The Americans’ plan to replace Russia’s share of the European oil market with hydrocarbons from the Middle East fails again.
While the United States continues to increase pressure on Russia, its main ally represented by Europe comes under friendly fire from the Americans. This time the EU suffered from the fuel crisis, or more correctly, from the failed attempts to resolve it.
It is no secret that European refineries work with low-sulfur (Brent and analogues) and medium-sulfur grades of oil. Previously, Russia was their main supplier, but due to sanctions, the volume dropped by more than a million barrels per day. As far as we can see from the estimates of various agencies, Russian energy has practically stopped coming to the EU as early as the first quarter of 2023. The exception was small but stable volumes on the southern branch of Druzhba, as well as deliveries to Bulgaria.
The EU introduced a price cap on Russian crude in December, and in February the restriction was extended to petroleum products. In response to these measures, Russia stopped supplying oil to countries that had set a price cap and refocused on the Asian market. Vortexa estimates that China and India accounted for up to 91% of such exports in March.
For this reason, it was decided in Brussels to replace the Russian share of oil for Europe with supplies from the Middle East, primarily from Iraq and Saudi Arabia, which produce raw materials with a similar level of sulfur content.

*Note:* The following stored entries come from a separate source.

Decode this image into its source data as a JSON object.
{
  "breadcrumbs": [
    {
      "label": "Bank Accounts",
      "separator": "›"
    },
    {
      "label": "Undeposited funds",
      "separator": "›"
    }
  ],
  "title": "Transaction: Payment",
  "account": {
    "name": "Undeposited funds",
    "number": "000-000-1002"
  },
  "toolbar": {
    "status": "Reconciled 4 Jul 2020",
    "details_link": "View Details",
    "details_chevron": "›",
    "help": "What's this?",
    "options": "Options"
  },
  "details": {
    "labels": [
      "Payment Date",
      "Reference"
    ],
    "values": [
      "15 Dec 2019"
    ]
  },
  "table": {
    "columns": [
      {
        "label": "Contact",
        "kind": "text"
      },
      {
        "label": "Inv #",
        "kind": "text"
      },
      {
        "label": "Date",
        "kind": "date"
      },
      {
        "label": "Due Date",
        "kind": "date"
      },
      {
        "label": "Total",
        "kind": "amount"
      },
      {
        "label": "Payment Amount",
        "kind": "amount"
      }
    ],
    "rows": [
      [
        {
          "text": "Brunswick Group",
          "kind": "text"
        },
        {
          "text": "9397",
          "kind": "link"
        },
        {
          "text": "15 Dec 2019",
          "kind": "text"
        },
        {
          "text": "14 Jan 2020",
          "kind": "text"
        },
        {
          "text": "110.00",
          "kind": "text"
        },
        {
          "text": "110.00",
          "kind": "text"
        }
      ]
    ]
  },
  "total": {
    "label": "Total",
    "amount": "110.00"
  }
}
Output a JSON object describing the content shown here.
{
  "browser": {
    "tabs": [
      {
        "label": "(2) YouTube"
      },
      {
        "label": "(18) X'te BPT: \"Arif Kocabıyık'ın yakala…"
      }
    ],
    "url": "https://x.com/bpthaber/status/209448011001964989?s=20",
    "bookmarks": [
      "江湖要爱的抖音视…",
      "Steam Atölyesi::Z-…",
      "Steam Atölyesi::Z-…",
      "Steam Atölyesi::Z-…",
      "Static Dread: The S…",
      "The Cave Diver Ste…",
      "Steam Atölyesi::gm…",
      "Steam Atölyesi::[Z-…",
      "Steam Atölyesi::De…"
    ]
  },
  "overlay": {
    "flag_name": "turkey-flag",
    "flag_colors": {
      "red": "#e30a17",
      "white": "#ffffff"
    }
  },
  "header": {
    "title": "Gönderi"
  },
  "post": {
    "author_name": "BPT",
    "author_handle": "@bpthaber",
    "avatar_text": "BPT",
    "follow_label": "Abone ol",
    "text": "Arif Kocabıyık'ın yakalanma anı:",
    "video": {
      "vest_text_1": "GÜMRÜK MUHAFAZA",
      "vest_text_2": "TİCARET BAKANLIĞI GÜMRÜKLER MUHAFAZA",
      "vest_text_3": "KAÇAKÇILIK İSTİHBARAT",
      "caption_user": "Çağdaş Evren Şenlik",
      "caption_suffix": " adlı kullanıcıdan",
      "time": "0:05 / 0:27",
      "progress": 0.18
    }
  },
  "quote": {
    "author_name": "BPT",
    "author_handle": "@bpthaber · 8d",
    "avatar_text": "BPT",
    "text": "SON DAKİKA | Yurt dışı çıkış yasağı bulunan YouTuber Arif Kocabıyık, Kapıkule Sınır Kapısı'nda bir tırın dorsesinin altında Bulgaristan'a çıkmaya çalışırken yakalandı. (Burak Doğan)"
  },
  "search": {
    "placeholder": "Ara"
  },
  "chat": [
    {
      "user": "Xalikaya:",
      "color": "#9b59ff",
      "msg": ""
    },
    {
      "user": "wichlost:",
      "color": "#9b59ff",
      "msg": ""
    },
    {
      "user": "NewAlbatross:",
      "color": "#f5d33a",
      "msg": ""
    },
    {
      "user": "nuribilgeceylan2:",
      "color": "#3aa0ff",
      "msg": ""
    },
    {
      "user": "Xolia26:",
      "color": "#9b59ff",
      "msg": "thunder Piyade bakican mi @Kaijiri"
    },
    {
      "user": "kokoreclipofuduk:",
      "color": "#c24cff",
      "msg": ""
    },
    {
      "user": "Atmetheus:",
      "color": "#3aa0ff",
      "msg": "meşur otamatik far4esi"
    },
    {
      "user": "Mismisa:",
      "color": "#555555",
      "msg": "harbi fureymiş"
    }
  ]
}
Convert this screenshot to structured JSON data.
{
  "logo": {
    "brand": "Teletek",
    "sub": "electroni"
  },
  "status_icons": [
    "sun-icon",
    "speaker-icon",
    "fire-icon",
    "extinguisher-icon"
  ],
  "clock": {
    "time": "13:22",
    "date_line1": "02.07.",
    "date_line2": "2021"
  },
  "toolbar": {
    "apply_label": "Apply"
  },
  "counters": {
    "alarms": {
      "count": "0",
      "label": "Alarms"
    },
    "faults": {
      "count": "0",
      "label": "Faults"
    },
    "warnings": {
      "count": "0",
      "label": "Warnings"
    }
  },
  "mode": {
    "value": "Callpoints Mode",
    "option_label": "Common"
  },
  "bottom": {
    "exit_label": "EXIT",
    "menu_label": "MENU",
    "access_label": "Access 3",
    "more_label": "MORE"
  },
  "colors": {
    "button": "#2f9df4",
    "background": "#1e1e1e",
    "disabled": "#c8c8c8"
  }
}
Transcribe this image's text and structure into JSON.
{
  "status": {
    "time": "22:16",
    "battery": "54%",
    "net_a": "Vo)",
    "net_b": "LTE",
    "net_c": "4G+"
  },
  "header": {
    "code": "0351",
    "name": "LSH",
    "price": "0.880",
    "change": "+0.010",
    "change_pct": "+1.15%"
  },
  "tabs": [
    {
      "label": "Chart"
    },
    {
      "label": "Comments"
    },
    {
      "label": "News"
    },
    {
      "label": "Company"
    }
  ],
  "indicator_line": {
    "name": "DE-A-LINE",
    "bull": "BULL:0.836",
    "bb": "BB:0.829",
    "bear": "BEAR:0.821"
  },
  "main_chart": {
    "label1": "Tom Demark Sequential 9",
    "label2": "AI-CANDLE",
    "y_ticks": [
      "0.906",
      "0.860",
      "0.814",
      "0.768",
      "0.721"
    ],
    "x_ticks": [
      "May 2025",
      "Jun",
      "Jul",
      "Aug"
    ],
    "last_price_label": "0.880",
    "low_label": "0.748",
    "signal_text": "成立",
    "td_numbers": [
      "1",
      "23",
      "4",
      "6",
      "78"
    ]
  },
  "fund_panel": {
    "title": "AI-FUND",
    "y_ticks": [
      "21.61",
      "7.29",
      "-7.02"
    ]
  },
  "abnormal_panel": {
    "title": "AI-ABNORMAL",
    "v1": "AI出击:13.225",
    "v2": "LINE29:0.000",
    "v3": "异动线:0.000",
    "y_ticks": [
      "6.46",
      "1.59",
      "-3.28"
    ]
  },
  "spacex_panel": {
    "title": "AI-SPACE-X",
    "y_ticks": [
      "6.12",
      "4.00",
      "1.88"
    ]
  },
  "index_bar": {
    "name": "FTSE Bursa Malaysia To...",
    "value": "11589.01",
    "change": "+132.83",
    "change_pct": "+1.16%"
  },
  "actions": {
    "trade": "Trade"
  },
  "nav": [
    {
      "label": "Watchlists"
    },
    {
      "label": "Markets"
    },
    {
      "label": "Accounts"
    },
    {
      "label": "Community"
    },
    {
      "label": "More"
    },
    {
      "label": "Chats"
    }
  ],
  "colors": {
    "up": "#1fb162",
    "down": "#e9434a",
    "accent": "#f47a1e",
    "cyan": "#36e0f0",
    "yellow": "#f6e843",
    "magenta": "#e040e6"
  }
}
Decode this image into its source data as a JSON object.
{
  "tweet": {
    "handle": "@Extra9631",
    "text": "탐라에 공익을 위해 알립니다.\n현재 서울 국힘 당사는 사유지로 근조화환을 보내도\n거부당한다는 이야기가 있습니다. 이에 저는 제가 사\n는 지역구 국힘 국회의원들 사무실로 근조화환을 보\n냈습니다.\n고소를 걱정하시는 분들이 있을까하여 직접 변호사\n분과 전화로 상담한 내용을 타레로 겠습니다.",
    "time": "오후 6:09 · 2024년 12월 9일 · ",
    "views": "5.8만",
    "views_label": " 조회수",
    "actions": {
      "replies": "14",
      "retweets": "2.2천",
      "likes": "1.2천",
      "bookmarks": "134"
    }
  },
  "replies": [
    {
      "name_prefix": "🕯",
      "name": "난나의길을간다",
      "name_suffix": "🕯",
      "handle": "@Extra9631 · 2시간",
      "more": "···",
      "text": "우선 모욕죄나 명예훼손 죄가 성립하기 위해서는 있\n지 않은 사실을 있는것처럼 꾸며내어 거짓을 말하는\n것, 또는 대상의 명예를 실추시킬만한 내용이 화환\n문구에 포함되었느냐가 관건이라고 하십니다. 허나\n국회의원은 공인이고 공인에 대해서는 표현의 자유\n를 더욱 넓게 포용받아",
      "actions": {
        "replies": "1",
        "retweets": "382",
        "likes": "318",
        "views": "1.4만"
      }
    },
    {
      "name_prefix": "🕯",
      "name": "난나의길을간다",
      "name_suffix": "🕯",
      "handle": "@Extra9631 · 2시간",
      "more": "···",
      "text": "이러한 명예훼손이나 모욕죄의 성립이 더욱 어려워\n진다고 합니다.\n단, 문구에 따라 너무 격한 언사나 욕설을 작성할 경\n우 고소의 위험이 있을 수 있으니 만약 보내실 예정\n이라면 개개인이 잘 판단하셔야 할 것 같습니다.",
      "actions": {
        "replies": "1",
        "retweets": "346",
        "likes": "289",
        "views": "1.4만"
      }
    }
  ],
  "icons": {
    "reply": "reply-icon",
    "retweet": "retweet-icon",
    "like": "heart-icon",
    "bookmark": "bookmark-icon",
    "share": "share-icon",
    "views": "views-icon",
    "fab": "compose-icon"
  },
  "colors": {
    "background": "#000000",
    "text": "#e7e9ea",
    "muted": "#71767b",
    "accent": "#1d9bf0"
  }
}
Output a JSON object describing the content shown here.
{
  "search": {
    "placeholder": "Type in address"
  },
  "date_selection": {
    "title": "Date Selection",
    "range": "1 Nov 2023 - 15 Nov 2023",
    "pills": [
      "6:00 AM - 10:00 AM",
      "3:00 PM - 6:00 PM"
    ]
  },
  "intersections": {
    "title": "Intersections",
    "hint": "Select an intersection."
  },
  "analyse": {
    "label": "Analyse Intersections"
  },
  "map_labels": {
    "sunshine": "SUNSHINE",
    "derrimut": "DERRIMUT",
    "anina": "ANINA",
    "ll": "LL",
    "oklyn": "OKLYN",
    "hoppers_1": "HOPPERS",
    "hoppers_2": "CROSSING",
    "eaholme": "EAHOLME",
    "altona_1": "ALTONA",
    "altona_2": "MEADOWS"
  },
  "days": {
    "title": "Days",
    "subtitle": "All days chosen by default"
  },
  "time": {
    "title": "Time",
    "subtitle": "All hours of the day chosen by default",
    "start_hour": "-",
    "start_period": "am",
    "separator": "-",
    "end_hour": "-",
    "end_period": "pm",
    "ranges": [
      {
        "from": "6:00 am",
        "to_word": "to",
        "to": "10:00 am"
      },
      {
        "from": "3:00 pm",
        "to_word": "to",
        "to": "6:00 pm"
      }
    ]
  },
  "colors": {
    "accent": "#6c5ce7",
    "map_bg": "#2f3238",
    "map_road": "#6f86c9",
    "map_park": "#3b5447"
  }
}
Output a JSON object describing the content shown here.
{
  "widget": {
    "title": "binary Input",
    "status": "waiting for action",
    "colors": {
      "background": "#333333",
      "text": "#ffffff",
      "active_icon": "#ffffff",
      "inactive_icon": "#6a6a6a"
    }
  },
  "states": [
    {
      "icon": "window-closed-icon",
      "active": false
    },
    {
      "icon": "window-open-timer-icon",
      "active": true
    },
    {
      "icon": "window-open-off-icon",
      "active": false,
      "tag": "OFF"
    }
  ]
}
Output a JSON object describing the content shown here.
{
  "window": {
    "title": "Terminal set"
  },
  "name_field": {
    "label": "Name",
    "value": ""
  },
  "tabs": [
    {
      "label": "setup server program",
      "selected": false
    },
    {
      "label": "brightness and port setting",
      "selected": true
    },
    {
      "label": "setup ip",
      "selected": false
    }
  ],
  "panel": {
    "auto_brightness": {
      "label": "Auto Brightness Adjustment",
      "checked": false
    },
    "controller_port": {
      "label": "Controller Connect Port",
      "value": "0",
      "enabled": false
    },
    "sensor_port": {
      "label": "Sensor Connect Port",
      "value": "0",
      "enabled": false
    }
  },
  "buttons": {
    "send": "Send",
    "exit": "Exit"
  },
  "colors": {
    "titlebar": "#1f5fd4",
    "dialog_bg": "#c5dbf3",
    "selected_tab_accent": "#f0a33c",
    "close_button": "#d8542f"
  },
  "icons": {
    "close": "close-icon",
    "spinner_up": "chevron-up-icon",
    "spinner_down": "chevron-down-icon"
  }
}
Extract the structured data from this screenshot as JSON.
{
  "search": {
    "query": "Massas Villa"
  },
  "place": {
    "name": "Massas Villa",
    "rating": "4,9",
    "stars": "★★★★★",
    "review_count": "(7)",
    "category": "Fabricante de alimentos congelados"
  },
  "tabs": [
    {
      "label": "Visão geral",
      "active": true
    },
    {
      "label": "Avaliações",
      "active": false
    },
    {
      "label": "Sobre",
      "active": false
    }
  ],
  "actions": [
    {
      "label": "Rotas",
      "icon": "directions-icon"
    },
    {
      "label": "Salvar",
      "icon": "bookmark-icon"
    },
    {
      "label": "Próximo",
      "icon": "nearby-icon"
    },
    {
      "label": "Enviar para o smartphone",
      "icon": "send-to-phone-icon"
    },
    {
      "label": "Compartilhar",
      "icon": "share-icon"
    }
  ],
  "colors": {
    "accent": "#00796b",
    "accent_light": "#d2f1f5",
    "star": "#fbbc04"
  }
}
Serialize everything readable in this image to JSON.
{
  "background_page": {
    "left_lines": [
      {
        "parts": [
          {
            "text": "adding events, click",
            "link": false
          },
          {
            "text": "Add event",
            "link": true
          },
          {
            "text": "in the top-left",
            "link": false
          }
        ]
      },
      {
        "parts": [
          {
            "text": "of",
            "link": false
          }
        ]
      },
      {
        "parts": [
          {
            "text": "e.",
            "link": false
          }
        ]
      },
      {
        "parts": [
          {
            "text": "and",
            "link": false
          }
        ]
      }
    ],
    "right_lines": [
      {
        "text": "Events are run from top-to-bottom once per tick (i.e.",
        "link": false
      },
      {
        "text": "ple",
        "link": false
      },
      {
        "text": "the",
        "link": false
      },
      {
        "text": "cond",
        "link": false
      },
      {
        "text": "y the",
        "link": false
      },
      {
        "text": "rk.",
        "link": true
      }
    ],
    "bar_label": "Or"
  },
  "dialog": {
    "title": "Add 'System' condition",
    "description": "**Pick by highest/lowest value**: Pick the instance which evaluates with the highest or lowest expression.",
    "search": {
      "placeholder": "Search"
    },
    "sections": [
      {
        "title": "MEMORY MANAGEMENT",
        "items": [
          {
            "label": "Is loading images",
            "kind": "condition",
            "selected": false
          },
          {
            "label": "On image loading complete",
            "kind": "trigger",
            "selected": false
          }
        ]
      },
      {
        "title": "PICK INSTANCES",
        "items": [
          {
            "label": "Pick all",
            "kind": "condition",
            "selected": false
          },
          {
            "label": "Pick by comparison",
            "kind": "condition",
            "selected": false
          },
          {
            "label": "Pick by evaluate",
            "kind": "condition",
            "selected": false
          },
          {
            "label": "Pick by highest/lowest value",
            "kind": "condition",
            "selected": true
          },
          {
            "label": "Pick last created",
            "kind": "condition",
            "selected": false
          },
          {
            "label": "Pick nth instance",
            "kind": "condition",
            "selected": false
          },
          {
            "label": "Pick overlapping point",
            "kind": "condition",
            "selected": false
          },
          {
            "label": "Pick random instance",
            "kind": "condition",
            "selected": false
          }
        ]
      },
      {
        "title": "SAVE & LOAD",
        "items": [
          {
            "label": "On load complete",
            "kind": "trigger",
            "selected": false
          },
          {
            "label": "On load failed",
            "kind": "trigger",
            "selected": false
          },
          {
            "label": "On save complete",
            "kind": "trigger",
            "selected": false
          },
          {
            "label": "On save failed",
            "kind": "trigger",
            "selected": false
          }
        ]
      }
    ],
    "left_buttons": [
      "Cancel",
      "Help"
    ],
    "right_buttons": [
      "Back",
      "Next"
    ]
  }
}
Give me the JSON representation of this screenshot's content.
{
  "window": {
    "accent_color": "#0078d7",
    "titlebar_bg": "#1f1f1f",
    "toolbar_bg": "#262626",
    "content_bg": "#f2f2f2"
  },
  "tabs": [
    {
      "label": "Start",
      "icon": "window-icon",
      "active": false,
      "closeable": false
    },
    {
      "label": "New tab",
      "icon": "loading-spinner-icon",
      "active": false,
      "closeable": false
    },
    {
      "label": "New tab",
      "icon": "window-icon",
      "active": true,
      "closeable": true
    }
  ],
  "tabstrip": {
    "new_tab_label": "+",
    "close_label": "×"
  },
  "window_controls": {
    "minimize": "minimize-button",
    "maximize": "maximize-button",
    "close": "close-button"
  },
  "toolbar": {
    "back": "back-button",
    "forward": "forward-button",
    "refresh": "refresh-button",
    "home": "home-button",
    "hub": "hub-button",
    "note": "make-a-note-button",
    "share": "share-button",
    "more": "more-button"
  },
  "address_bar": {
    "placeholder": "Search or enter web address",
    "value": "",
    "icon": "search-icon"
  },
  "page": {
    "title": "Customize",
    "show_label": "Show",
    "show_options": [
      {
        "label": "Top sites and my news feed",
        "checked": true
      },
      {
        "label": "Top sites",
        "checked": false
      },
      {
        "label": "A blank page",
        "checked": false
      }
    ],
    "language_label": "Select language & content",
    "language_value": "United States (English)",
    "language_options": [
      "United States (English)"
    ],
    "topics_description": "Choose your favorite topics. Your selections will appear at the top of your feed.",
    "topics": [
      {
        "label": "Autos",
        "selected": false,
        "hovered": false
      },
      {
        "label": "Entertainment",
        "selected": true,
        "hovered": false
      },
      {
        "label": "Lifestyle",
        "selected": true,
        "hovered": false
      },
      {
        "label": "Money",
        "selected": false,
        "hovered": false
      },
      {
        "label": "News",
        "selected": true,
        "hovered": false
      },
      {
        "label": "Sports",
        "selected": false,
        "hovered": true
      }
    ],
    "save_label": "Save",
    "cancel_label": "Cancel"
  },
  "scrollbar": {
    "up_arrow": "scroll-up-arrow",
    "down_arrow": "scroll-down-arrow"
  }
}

However, despite agreements reached with the Iraqis for deliveries of 450,000 barrels a day that went through a Turkish port in the Mediterranean Sea, the Europeans faced a month of downtime and unloaded tankers with freight debts. Iraq’s northern oil exports show no signs of resuming soon because of underlying disagreements between official Baghdad and the regional government of Iraqi Kurdistan. These contradictions go back to the time of the American invasion of the Arab Republic, which divided the country into three major factions (Sunni, Shiite, and Kurdish) and adopted a confessional model of governance imposed by the United States. In such a scenario, one official or another in Baghdad would redistribute the budget funds from oil sales to the region where the electorate that supported him is concentrated. Thus, the current Prime Minister Mohammad Shia’ al-Sudani is a lobbyist for the interests of the southern Shiite provinces, which cannot but anger the Kurdish north, whose finances are suffering due to the lack of oil revenues.
An additional aggravating factor in the uneasy relationship between Baghdad and Erbil (the capital of semi-autonomous Iraqi Kurdistan) was Ankara, which on March 25 suspended 450,000 barrels a day of Iraq’s northern exports following an International Chamber of Commerce arbitration award that ordered Turkey to pay Iraq $1.5 billion in damages for unauthorized Kurdistan oil exports from 2014 to 2018
Despite an interim agreement signed by Baghdad and Erbil on April 4 to resume northern oil exports, the Turkish and Iraqi governments have not resolved several aspects of the deal, and this has led to further delays. Contracts are still being negotiated, and the mechanism for repayment of traders’ debts remains unclear. According to the most optimistic forecasts, the resumption of exports may begin in May. However, once Baghdad and Erbil come to an agreement, the resumption of oil supplies will be entirely in the hands of Turkey, which seeks to delay negotiations ahead of the country’s upcoming presidential elections.
It would seem that the share of supplies from Iraq on a European scale is small (about a quarter of Russian products were planned to be spotted with Iraqi oil), but the reduction coincided very “fortunately” with the OPEC+ oil production limitation, including Russia. By July, they will reduce production by about 1.6 million barrels per day.
In addition, various restrictions exacerbate tensions in the medium crude oil market. This is due to the fact that Middle Eastern countries have also begun to use more of their own oil to increase refining at their new facilities. This is because they still have existing contracts with other buyers that cannot be ignored. As a result, the volume of medium sulfur crude oil in the market is falling.
As a separate threat to Europe’s fuel sector, experts single out major Asian dynasties, whose refineries, especially in China, are now increasing demand for the sought-after medium-sulfur crude produced by Russia, Iraq and Saudi Arabia. This type of feedstock is the main feedstock for Asian refineries. High competition for Middle Eastern energy resources between Europeans and Asians will undoubtedly cause prices to rise, and will also force the EU to take measures to balance the market. At the same time, Asia is likely to be able to outbid price offers from Europe, which will force the EU to face a shortage of hydrocarbons.
Thus, short-sighted U.S. policy in Iraq in the past is causing enormous damage to Europeans in the present. The situation is depressing. Thus, since January, the average profit of the European company fell by more than 70 percent – to 3.56 dollars per barrel. If earlier the logistics of oil supplies was regulated by the economy – Russia used to supply oil to Europe, the Middle East to Asia due to the short transport leverage, nowadays, to please the U.S. sanctions and contrary to common sense, Russian oil goes to Asian refineries, the Middle East – to Europe.
In the event of further negative developments, some European refineries would have to close, which would be a blow to oil refining and deprive citizens and the economy of income. Europe will have to buy oil products from the same Russian oil, but at a much higher price.